О, первое попадание. Еврей скорчился всего на секунду и снова выпрямился, уронив руки, но это его движение отозвалось в толпе волной экстаза. Сейчас начнется! Если я допущу. Только вот хрена вам!
- Стоя-а-ть!!! – рявкнул я так, что те, что стояли рядом, покачнулись. Толпа готовно замерла.
- Дай! – и вырвав камень из чьей-то потной руки, я шагнул к забору. Кусок гранита уютно лег в ладонь. Как раз то, что надо. Ицхак смотрел, как я, звеня от напряжения, к нему приближаюсь.

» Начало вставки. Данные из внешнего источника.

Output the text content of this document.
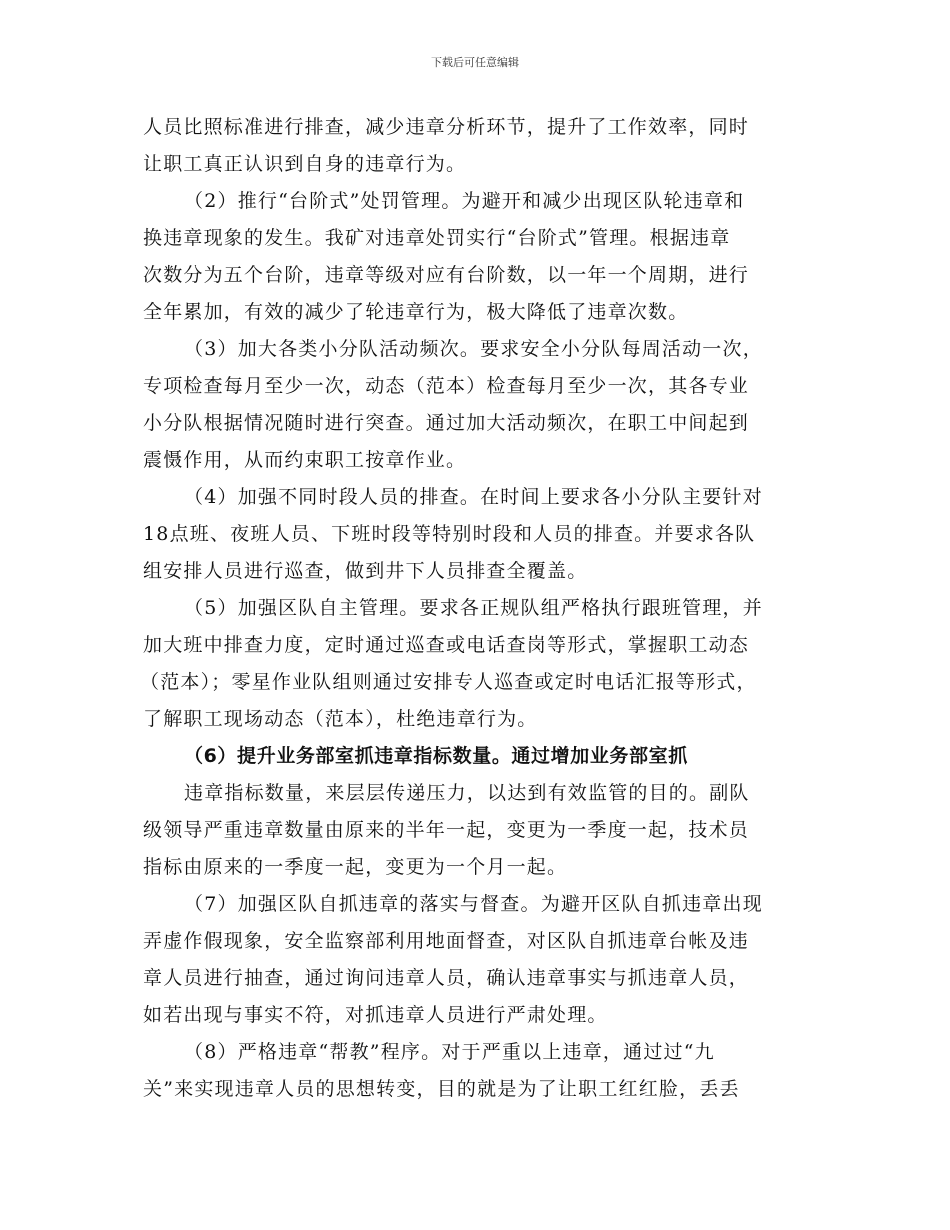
下载后可任意编辑
人员比照标准进行排查，减少违章分析环节，提升了工作效率，同时
让职工真正认识到自身的违章行为。
（2）推行“台阶式”处罚管理。为避开和减少出现区队轮违章和
换违章现象的发生。我矿对违章处罚实行“台阶式”管理。根据违章
次数分为五个台阶，违章等级对应有台阶数，以一年一个周期，进行
全年累加，有效的减少了轮违章行为，极大降低了违章次数。
（3）加大各类小分队活动频次。要求安全小分队每周活动一次，
专项检查每月至少一次，动态（范本）检查每月至少一次，其各专业
小分队根据情况随时进行突查。通过加大活动频次，在职工中间起到
震慑作用，从而约束职工按章作业。
（4）加强不同时段人员的排查。在时间上要求各小分队主要针对
18点班、夜班人员、下班时段等特别时段和人员的排查。并要求各队
组安排人员进行巡查，做到井下人员排查全覆盖。
（5）加强区队自主管理。要求各正规队组严格执行跟班管理，并
加大班中排查力度，定时通过巡查或电话查岗等形式，掌握职工动态
（范本）；零星作业队组则通过安排专人巡查或定时电话汇报等形式，
了解职工现场动态（范本），杜绝违章行为。
（6）提升业务部室抓违章指标数量。通过增加业务部室抓
违章指标数量，来层层传递压力，以达到有效监管的目的。副队
级领导严重违章数量由原来的半年一起，变更为一季度一起，技术员
指标由原来的一季度一起，变更为一个月一起。
（7）加强区队自抓违章的落实与督查。为避开区队自抓违章出现
弄虚作假现象，安全监察部利用地面督查，对区队自抓违章台帐及违
章人员进行抽查，通过询问违章人员，确认违章事实与抓违章人员，
如若出现与事实不符，对抓违章人员进行严肃处理。
（8）严格违章“帮教”程序。对于严重以上违章，通过过“九
关”来实现违章人员的思想转变，目的就是为了让职工红红脸，丢丢
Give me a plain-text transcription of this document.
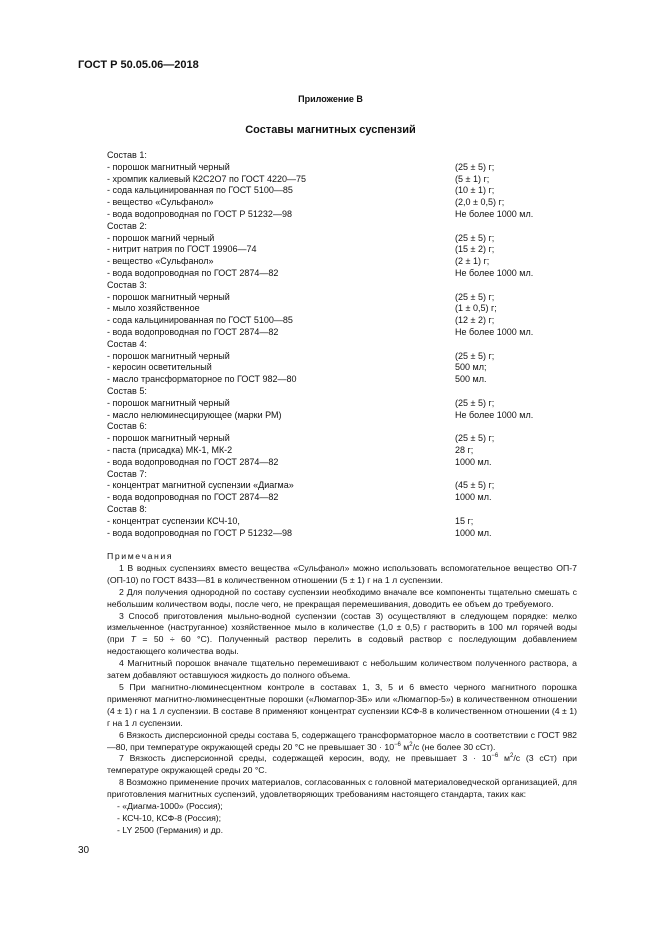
ГОСТ Р 50.05.06—2018
Приложение В
Составы магнитных суспензий
Состав 1:
- порошок магнитный черный	(25 ± 5) г;
- хромпик калиевый К2С2О7 по ГОСТ 4220—75	(5 ± 1) г;
- сода кальцинированная по ГОСТ 5100—85	(10 ± 1) г;
- вещество «Сульфанол»	(2,0 ± 0,5) г;
- вода водопроводная по ГОСТ Р 51232—98	Не более 1000 мл.
Состав 2:
- порошок магний черный	(25 ± 5) г;
- нитрит натрия по ГОСТ 19906—74	(15 ± 2) г;
- вещество «Сульфанол»	(2 ± 1) г;
- вода водопроводная по ГОСТ 2874—82	Не более 1000 мл.
Состав 3:
- порошок магнитный черный	(25 ± 5) г;
- мыло хозяйственное	(1 ± 0,5) г;
- сода кальцинированная по ГОСТ 5100—85	(12 ± 2) г;
- вода водопроводная по ГОСТ 2874—82	Не более 1000 мл.
Состав 4:
- порошок магнитный черный	(25 ± 5) г;
- керосин осветительный	500 мл;
- масло трансформаторное по ГОСТ 982—80	500 мл.
Состав 5:
- порошок магнитный черный	(25 ± 5) г;
- масло нелюминесцирующее (марки РМ)	Не более 1000 мл.
Состав 6:
- порошок магнитный черный	(25 ± 5) г;
- паста (присадка) МК-1, МК-2	28 г;
- вода водопроводная по ГОСТ 2874—82	1000 мл.
Состав 7:
- концентрат магнитной суспензии «Диагма»	(45 ± 5) г;
- вода водопроводная по ГОСТ 2874—82	1000 мл.
Состав 8:
- концентрат суспензии КСЧ-10,	15 г;
- вода водопроводная по ГОСТ Р 51232—98	1000 мл.
Примечания

1 В водных суспензиях вместо вещества «Сульфанол» можно использовать вспомогательное вещество ОП-7 (ОП-10) по ГОСТ 8433—81 в количественном отношении (5 ± 1) г на 1 л суспензии.

2 Для получения однородной по составу суспензии необходимо вначале все компоненты тщательно смешать с небольшим количеством воды, после чего, не прекращая перемешивания, доводить ее объем до требуемого.

3 Способ приготовления мыльно-водной суспензии (состав 3) осуществляют в следующем порядке: мелко измельченное (наструганное) хозяйственное мыло в количестве (1,0 ± 0,5) г растворить в 100 мл горячей воды (при Т = 50 ÷ 60 °С). Полученный раствор перелить в содовый раствор с последующим добавлением недостающего количества воды.

4 Магнитный порошок вначале тщательно перемешивают с небольшим количеством полученного раствора, а затем добавляют оставшуюся жидкость до полного объема.

5 При магнитно-люминесцентном контроле в составах 1, 3, 5 и 6 вместо черного магнитного порошка применяют магнитно-люминесцентные порошки («Люмагпор-3Б» или «Люмагпор-5») в количественном отношении (4 ± 1) г на 1 л суспензии. В составе 8 применяют концентрат суспензии КСФ-8 в количественном отношении (4 ± 1) г на 1 л суспензии.

6 Вязкость дисперсионной среды состава 5, содержащего трансформаторное масло в соответствии с ГОСТ 982—80, при температуре окружающей среды 20 °С не превышает $30 \cdot 10^{-6}$ $м^2/с$ (не более 30 сСт).

7 Вязкость дисперсионной среды, содержащей керосин, воду, не превышает $3 \cdot 10^{-6}$ $м^2/с$ (3 сСт) при температуре окружающей среды 20 °С.

8 Возможно применение прочих материалов, согласованных с головной материаловедческой организацией, для приготовления магнитных суспензий, удовлетворяющих требованиям настоящего стандарта, таких как:

- «Диагма-1000» (Россия);

- КСЧ-10, КСФ-8 (Россия);

- LY 2500 (Германия) и др.

30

- Аллах акбар! – крикнул я ему в лицо.
- Воистину акбар, Толя! – печально улыбнулся он мне в ответ. И я ударил, сильно, наверняка, чуть пониже левого уха. И отступил назад-влево, освобождая мишень. Камни радостно забарабанили по забору, прямо над трупом. Этот дробный стук органично слился со стуком подков: на площадь голопом влетели два всадника – стражи Революции. Толпа раздалась, открыв перед ними полузабросанное камнями тело и меня, с зажатым в ладони окровавленным булыжником. Одного взгляда на пейсы покойного арабам хватило, чтобы оценить обстановку. Гибким движением соскользнув с седла, один из них подошел, пока другой оставался на лошади, держа поперек седла М16, десантный вариант, дулом в сторону горожан. Оценив единственную, но смертельную рану, араб одобрительно кивнул мне и вдруг выхватил нож, длинный и широкий. Я не шелохнулся. Одарив меня белозубой улыбкой, он наклонился к телу и, одним движением отхватив голову, высоко поднял её за волосы. Второй всадник протянул ему длинную палку, неизвестно откуда взявшуюся. Вздев на нее голову Ицхака, он прислонил получившуюся композицию к забору, не обращая внимания на то, что стекающая по палке кровь заливала руки.
    Всадники ускакали, что-то крикнув нам на прощанье, сверкнув ослепительными улыбками на смуглых лицах. Голова еврея глядела им вслед мертвыми глазами. Я разжал пальцы и выронил камень.
- Теперь заживем! – сказал я землякам.
- Теперь – заживем! – откликнулись в толпе.
                ***

*Девятое августа, на иврите "тиш_а' бэ Ав" даты разрушения первого и второго Храма.
**Лида Тимашук - честная девушка, комсомолка. Ее донос инициировал дело "врачей-вредителей" в 1952 году.
                ***
Случайное (или нет?) совпадение: сначала возник этот текст, особенно актуальный сегодня, в январе 2024-го, а написан был в 2006-м, а потом я осмыслил, что и дата и имя символичны.